Caracterización del lipopolisacárido de "Aeromonas" mesófilas

Abstract

[spa] El género Aeromonas está constituido por bacilos Gram negativos y comprende patógenos de animales poiquilotermos y oportunistas en humanos. El lipopolisacárido (LPS) es un importante factor de virulencia de Aeromonas hydrophila, por lo que se planteó hallar los genes implicados en la biosíntesis del núcleo del LPS de la cepa AH-3. Con este fin, se aislaron tres mutantes por inserción del transposón mini-Tn5::Km1 con un fenotipo alterado del núcleo, lo que permitió la caracterización de tres regiones wa genómicas distintas. La construcción de mutantes en los genes en los que fue posible y la elucidación de la estructura química de su núcleo mediante ESI MS y el análisis de metilación de los monosacáridos, permitió, junto con el análisis fenotípico del LPS mediante SDS-PAGE y los datos obtenidos a partir de su secuencia y de ensayos de complementación, asignar funciones a cada uno de ellos. Las regiones 2 y 3 wa, constituidas por 4 y 2 genes, respectivamente, codifican las enzimas para la biosíntesis del núcleo interno. La región 1 wa contiene 7 genes que codifican la epimerasa HldD, la ligasa del antígeno O WaaL y las transferasas para la biosíntesis del núcleo externo y la incorporación de la L,D-HepIV. Además, se estudió la distribución de distintos genes del núcleo y se observó su elevada conservación entre diferentes serotipos de Aeromonas mesófilas. Por otro lado, se realizó el análisis y la caracterización funcional de algunos de los genes de la agrupación wb de la cepa AH-3 responsable de la biosíntesis del antígeno O:34, obtenida en un estudio anterior. Consta de 17 genes entre los que se incluyen genes para la biosíntesis de GDP-manosa y dTDP-6-desoxi-L talosa y para la transferencia de sus monosacáridos, para la modificación del antígeno O con acetilaciones, para el inicio de la síntesis de las subunidades O (wecA), su transporte (wzx) y su polimerización (wzy), y para la determinación de la longitud de la cadena (wzz). La región promotora del gen wzz, localizada en función de la determinación de su inicio de transcripción por 5'RACE, presentaba una regulación por temperatura, de manera que el nivel de transcripción/expresión del gen era menor a 37ºC que a 20ºC, según los ensayos de RT-PCR semicuantitativa y de la actividad β-galactosidasa de la fusión transcripcional de la región promotora con el gen indicador lacZ. Este hecho ofrece una explicación a la diferente producción del LPS que presenta la cepa AH-3 a ambas temperaturas.

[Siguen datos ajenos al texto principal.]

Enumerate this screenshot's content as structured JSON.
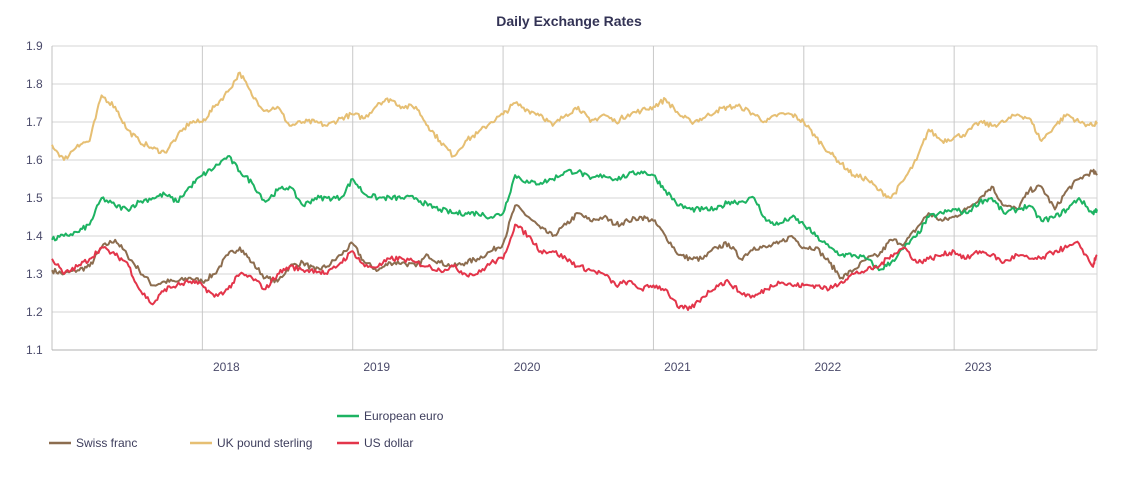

[eng] The genus Aeromonas is composed of Gram-negative rod-shaped bacteria and comprises opportunistic and primary pathogens of poikilothermic and homeothermic animals, including humans. The lipopolysaccharide (LPS) is an important virulence factor of Aeromonas hydrophila. In order to identify the genes involved in the LPS core biosynthesis a mini-Tn5::Km1 transposon mutagenesis was carried out in strain AH-3 and three different mutants with an altered core phenotype were isolated, which enabled the characterization of three different wa genomic regions. By means of mutant construction in each gene when possible and their LPS core structures elucidation by ESI-MS and monosaccharides methylation analysis, together with LPS phenotypic analysis by SDS-PAGE and data obtained from the sequence analysis and complementation assays, it was possible to assign functions to each gene. Regions 2 and 3 wa, containing 4 and 2 genes, respectively, encode inner core biosynthesis enzymes. Region 1 wa includes 7 genes encoding HldD epimerase, WaaL Oantigen ligase and transferases involved in outer core biosynthesis and L,D-HepIV incorporation. Moreover, the LPS core genes distribution study showed a high conservation between different mesophilic Aeromonas serotypes. Analysis and functional characterization of some of the 17 genes of the AH-3 wb gene cluster responsible for the O:34-antigen biosynthesis, which had been identified in a previous work, was also performed. It contains genes for activated monosaccharides GDP manose and dTDP-6-deoxy-L-talose production and for transfer, for O-antigen acetylation, for the O-unit biosynthesis initiation (wecA), transport (wzx) and polymerization (wzy) and to determine the O-antigen chain length (wzz). The wzz promoter region was localized due to its transcription start site determined by 5'RACE. Semi-quantitative RT-PCR and β-galactosidase fusion assays lead to the conclusion that the wzz gene transcription/expression level was much lower at 37ºC than at 20ºC, which explains the differential O:34-antigen production at both temperatures.